As winter approaches, hospitals across Colorado are dealing with a fresh COVID-19 outbreak, with people pouring into health-care institutions. Front-line workers are nonetheless bearing the brunt of the state’s latest wave, with staffing shortages worsening already-existing problems.
Dr. Diana Breyer, a critical care physician at UC Health, told media that “our hospitals and ICUs are filling up with patients who are going on ventilators and many of them are dying.”
According to federal data, more than 1,500 patients in Colorado are being treated for COVID-19, the greatest number of patients in nearly a year.
Every day, almost 230 residents are admitted to the hospital, with state data showing that more than 94 percent of intensive care beds are currently in use across the state.
According to a modelling analysis released earlier this month by the Colorado Department of Public Health and Environment and Colorado School of Public Health, the number of persons currently sick is approaching the pandemic’s peak, with 1 in 48 people in the state predicted to be infectious.
“I wish people could see what I see now that COVID-19 is causing another spike,” Breyer added.
Breyer, who is presently caring for some of the sickest patients at three UCHealth hospitals in northern Colorado, expressed alarm at the significant increase in the number of patients she is seeing.

“We are seeing younger patients in our ICUs as a result of this rise. Throughout the pandemic, we’ve observed patients of various ages “According to Breyer, the vast majority of these individuals are unvaccinated. “We’re seeing people become very ill and die as a result of this sickness, and these people don’t need to die right now.”
Colorado health professionals, like many other front-line workers across the country, are overworked and weary, resulting in crucial staffing shortages.
“It’s challenging to care for so many COVID-19 patients,” Dawn Sculco, chief nursing officer at Bellevue Hospital in Glenwood Springs, Colorado, told media. “Just the issues of how long they’re here with us, as well as the burden that it puts on the staff.” “This is an all-hands-on-deck situation from an organisational standpoint.”

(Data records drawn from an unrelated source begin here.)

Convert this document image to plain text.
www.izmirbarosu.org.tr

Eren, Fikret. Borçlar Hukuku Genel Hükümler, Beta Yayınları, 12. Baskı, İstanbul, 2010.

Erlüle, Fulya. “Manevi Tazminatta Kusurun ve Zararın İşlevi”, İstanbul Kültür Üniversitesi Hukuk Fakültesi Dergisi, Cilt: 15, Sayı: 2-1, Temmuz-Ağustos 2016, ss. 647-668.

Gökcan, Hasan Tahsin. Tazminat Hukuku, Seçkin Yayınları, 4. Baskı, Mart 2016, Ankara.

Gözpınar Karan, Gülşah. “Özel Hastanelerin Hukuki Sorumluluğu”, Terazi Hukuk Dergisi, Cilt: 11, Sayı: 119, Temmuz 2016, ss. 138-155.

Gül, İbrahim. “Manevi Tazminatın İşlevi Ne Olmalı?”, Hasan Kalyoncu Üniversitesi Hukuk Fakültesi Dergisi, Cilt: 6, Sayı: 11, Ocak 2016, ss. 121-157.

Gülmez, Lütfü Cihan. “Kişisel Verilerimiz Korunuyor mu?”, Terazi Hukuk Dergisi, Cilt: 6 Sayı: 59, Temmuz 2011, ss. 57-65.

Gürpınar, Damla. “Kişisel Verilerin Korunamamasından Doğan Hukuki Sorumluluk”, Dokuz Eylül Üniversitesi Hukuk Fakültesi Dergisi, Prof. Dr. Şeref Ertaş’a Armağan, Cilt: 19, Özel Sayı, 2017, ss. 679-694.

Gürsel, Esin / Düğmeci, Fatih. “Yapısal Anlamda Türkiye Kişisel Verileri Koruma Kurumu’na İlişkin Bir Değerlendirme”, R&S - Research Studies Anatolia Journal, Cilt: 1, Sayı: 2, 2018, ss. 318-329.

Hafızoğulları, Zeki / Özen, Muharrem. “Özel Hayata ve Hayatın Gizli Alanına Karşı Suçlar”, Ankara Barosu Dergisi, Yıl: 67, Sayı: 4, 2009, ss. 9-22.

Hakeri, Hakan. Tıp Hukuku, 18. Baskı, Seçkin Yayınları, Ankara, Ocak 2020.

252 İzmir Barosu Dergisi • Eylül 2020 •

Colorado health officials said late Tuesday that the state had reactivated crisis standards of care for staffing health care facilities to help manage the influx of patients in need of care across the state.
“We want Coloradans to know that they can and should continue to get the health care they need. Please go get help if you’re unwell and need it “In a statement, Colorado Department of Health Chief Medical Officer Dr. Eric France said. “By enacting staffing crisis standards of care, health-care organisations may maximise the amount of care they can deliver in their communities with the resources they have.”
Dr. Matt Mendenhall, chief medical officer of Centura Littleton Adventist Hospital, told media that his staff is exhausted and overworked, and that the work is “only getting harder.”
“When our hospitals are overburdened with patients, everyone will receive care that differs from what we normally provide. And this can cause delays, as well as, unfortunately, worse outcomes “Breyer remarked.
Concerns that the pandemic will worsen in Colorado in the coming weeks prompted Gov. Jared Polis to take additional executive action, allowing all residents over the age of 18 to receive a booster shot six months after receiving their second dose of the Pfizer or Moderna vaccines, or two months after receiving their Johnson & Johnson vaccine.
Boosters are only allowed under current federal recommendations for the elderly, individuals with underlying health concerns, and those considered to be at high risk of infection.

In an executive order signed on Thursday, Polis designated “the whole State of Colorado high risk for exposure or transmission of COVID-19.”
Colorado officials also announced this week that medical surge teams from the Federal Emergency Medical Agency had been sought for understaffed medical institutions.
Polis signed a “urgent” executive order earlier this month allowing the state’s health department to direct hospitals to transfer or stop accepting patients if they reach or approach capacity.
To help end the pandemic and prevent severe disease and fatalities, health officials continue to urge Americans to be vaccinated, and to get their vaccines boosted if they are eligible.
Approximately 62.3 percent of Colorado’s overall population is completely vaccinated at this moment, placing it 14th among states.
“There’s a lot of disinformation out there,” Breyer added. “People are at the end of their rope when I see them. They’re nervous and afraid, and some of them will die if they don’t get on a ventilator soon. And all I desire is that we could figure out how to persuade more people of the vaccine’s safety and efficacy. It is, without a doubt, the most effective technique for preventing people from ending up here.”